昼刻、港へ強風が襲来。船の帆布が大きな音響を立てて鳴動する。
街の住人は、この風音の差異によって天候の推移を予測するらしい。私の解析能力では、未だその規則性を識別できない。

作業完了後、対価として焼いた魚を受領。
表面のみに異様な辛味成分が付着している。しかし、内奥の肉質は妙に美味だ。……この街の調理傾向は、一様にこの落差(ギャップ)に従っている可能性が高い。

夕刻。宿への帰路にて、昨日雨宿りをした織物店の老婆と遭遇した。
向こうもこちらの存在を認識したらしく、小さく手を振る挙動を確認。

未知の土地、非当事者としての滞在。
それにもかかわらず、私の記憶領域における「顔見知り」の数が微増している。

――手にした銅貨を銀貨へと換え、その確かな質量を確かめる。
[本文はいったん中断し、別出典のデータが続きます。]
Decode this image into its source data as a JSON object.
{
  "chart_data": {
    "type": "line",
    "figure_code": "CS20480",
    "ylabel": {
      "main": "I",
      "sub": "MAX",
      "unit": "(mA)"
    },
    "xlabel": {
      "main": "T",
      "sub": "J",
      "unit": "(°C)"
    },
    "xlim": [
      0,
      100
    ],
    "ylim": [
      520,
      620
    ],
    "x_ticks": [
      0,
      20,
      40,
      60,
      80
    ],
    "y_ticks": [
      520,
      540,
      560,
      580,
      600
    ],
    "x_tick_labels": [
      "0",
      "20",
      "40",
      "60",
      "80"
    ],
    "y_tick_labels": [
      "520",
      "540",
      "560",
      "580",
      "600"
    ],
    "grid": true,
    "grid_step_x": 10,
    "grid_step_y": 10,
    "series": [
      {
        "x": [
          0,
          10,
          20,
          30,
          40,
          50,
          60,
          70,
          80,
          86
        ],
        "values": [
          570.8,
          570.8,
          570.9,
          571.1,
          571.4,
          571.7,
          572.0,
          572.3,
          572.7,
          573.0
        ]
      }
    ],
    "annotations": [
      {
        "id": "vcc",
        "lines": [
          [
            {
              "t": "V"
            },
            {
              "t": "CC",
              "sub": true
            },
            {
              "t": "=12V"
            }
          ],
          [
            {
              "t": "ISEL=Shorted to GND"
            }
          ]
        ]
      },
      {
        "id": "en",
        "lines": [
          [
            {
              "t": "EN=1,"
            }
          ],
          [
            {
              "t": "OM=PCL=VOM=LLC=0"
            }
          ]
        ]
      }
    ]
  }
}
宿代の猶予はまだあるが、針を通す手元の静寂のなか、窓の隙間から這い入る風の音が、昼刻とは異なる不穏な低音を響かせ始めていた。雨季の本格化に伴う港湾全体の閉鎖、あるいは大気の致命的な変転の兆候。
明日の五日目、この風がもたらす新たな生存の要請――避けることのできない「選択」の気配に備え、私は静かに衣服の修繕を続ける。